1

Consider A and B are two tall skinny matrices of dimension 10^8 X 5. i.e.;

r=10^8
c=5
A=matrix(runif(r*c,0,1),r,c)
B=matrix(runif(r*c,0,1),r,c)

I want to compute dot product of each row of A with the corresponding row of B, i.e.;

rowSums(A * B)

But it is quite slow and I would like would like to know if there is any faster way.

SayanC
  • 13
  • 3

1 Answers1

2

This might disappoint you but at R level, this is already the best you can get without writing some C code yourself. The problem is that by doing rowSums(A * B), you are effectively doing

C <- A * B
rowSums(C)

The first line performs a full scan of three large tall-thin matrices; while the second line performs a full scan of 1 large tall-thin matrix. So altogether, we equivalently scan a tall-thin matrix 4 times (memory intensive).

In fact, for such operation, the optimal algorithm only needs scanning a n * p tall-thin matrix twice, by doing rowwise cross product:

rowsum <- numeric(n)
for j = 1, 2, ... p
  rowsum += A[,i] * B[,i]

In this way, we also avoid generating matrix C. Note, the above is just a fake code rather than valid R code or even C code. But the idea is clear, and we want to program this in C.

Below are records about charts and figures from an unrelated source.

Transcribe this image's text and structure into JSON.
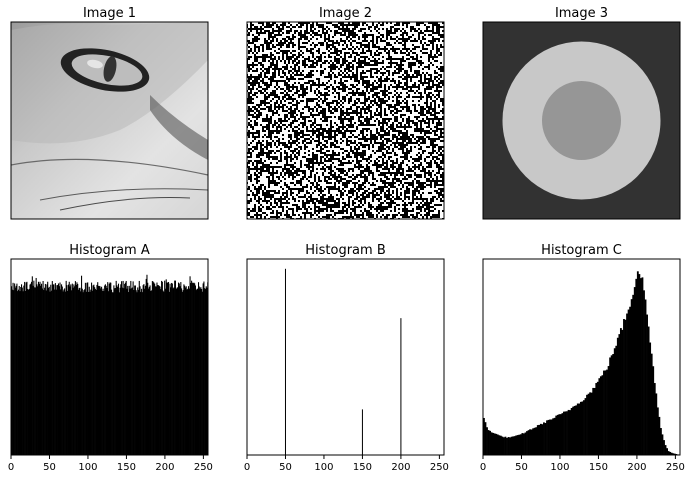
{
  "images": [
    {
      "title": "Image 1",
      "kind": "photo-cat-eye-grayscale"
    },
    {
      "title": "Image 2",
      "kind": "random-noise"
    },
    {
      "title": "Image 3",
      "kind": "concentric-circles",
      "levels": {
        "background": 50,
        "ring": 200,
        "center": 150
      }
    }
  ],
  "chart_data": [
    {
      "type": "bar",
      "title": "Histogram A",
      "xlabel": "",
      "ylabel": "",
      "xlim": [
        0,
        256
      ],
      "x_ticks": [
        0,
        50,
        100,
        150,
        200,
        250
      ],
      "y_ticks_shown": false,
      "description_values": "approximately uniform counts over pixel values 0-255",
      "bins": 256,
      "relative_level_mean": 0.865,
      "relative_level_range": [
        0.83,
        0.93
      ]
    },
    {
      "type": "bar",
      "title": "Histogram B",
      "xlabel": "",
      "ylabel": "",
      "xlim": [
        0,
        256
      ],
      "x_ticks": [
        0,
        50,
        100,
        150,
        200,
        250
      ],
      "y_ticks_shown": false,
      "x": [
        50,
        150,
        200
      ],
      "values": [
        1.0,
        0.245,
        0.735
      ]
    },
    {
      "type": "bar",
      "title": "Histogram C",
      "xlabel": "",
      "ylabel": "",
      "xlim": [
        0,
        256
      ],
      "x_ticks": [
        0,
        50,
        100,
        150,
        200,
        250
      ],
      "y_ticks_shown": false,
      "x": [
        0,
        5,
        10,
        20,
        30,
        40,
        50,
        60,
        70,
        80,
        90,
        100,
        110,
        120,
        130,
        140,
        150,
        160,
        170,
        180,
        190,
        195,
        200,
        205,
        210,
        215,
        220,
        225,
        230,
        235,
        240,
        245,
        250,
        255
      ],
      "values": [
        0.19,
        0.13,
        0.12,
        0.1,
        0.09,
        0.095,
        0.11,
        0.13,
        0.15,
        0.17,
        0.19,
        0.21,
        0.23,
        0.26,
        0.29,
        0.33,
        0.39,
        0.45,
        0.55,
        0.66,
        0.78,
        0.86,
        0.96,
        0.92,
        0.8,
        0.62,
        0.45,
        0.28,
        0.14,
        0.06,
        0.02,
        0.01,
        0.005,
        0.0
      ]
    }
  ]
}
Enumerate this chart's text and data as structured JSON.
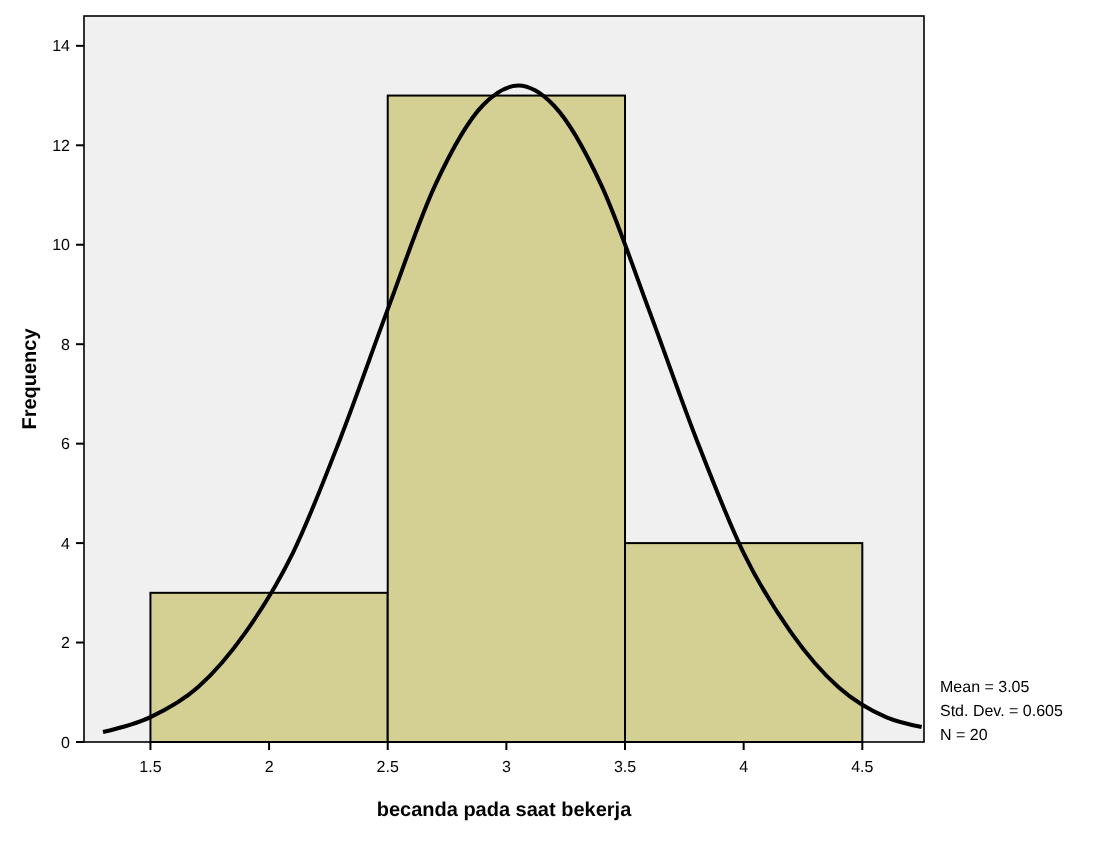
{
  "chart_data": {
    "type": "histogram",
    "xlabel": "becanda pada saat bekerja",
    "ylabel": "Frequency",
    "bins": [
      1.5,
      2.5,
      3.5,
      4.5
    ],
    "values": [
      3,
      13,
      4
    ],
    "color": "#d4cf93",
    "series": [
      {
        "type": "line",
        "color": "#000000",
        "x": [
          1.3,
          1.5,
          1.7,
          1.9,
          2.1,
          2.3,
          2.5,
          2.7,
          2.9,
          3.05,
          3.2,
          3.4,
          3.6,
          3.8,
          4.0,
          4.2,
          4.4,
          4.6,
          4.75
        ],
        "values": [
          0.2,
          0.5,
          1.1,
          2.2,
          3.8,
          6.1,
          8.7,
          11.2,
          12.8,
          13.2,
          12.8,
          11.2,
          8.7,
          6.1,
          3.8,
          2.2,
          1.1,
          0.5,
          0.3
        ]
      }
    ],
    "xlim": [
      1.22,
      4.76
    ],
    "xticks": [
      1.5,
      2,
      2.5,
      3,
      3.5,
      4,
      4.5
    ],
    "ylim": [
      0,
      14.6
    ],
    "yticks": [
      0,
      2,
      4,
      6,
      8,
      10,
      12,
      14
    ],
    "annotations": [
      "Mean = 3.05",
      "Std. Dev. = 0.605",
      "N = 20"
    ]
  }
}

An analogy to your situation is the speed difference between sum(x * y) and crossprod(x, y), assuming x and y be large vectors of the same length.

x <- runif(1e+7)
y <- runif(1e+7)

system.time(sum(x * y))
#   user  system elapsed 
#  0.124   0.032   0.158 

system.time(crossprod(x, y))
#   user  system elapsed 
#  0.036   0.000   0.056 

In the first case, we scan a long vector 4 times, while in the second case, we only scan it twice.


Relevance in statistical computing

rowSums(A * B) is in fact an efficient evaluation of diag(tcrossprod(A, B)), commonly seen in regression computing associated with point-wise prediction variance. For example, in ordinary linear squares regression with thin Q matrix from QR factorization of model matrix, the point-wise variance of fitted values are diag(tcrossprod(Q)), which is more efficiently computed by rowSums(Q ^ 2). But yet, this is still not the fastest evaluation, for reasons already explained.

Zheyuan Li
  • 71,365
  • 17
  • 180
  • 248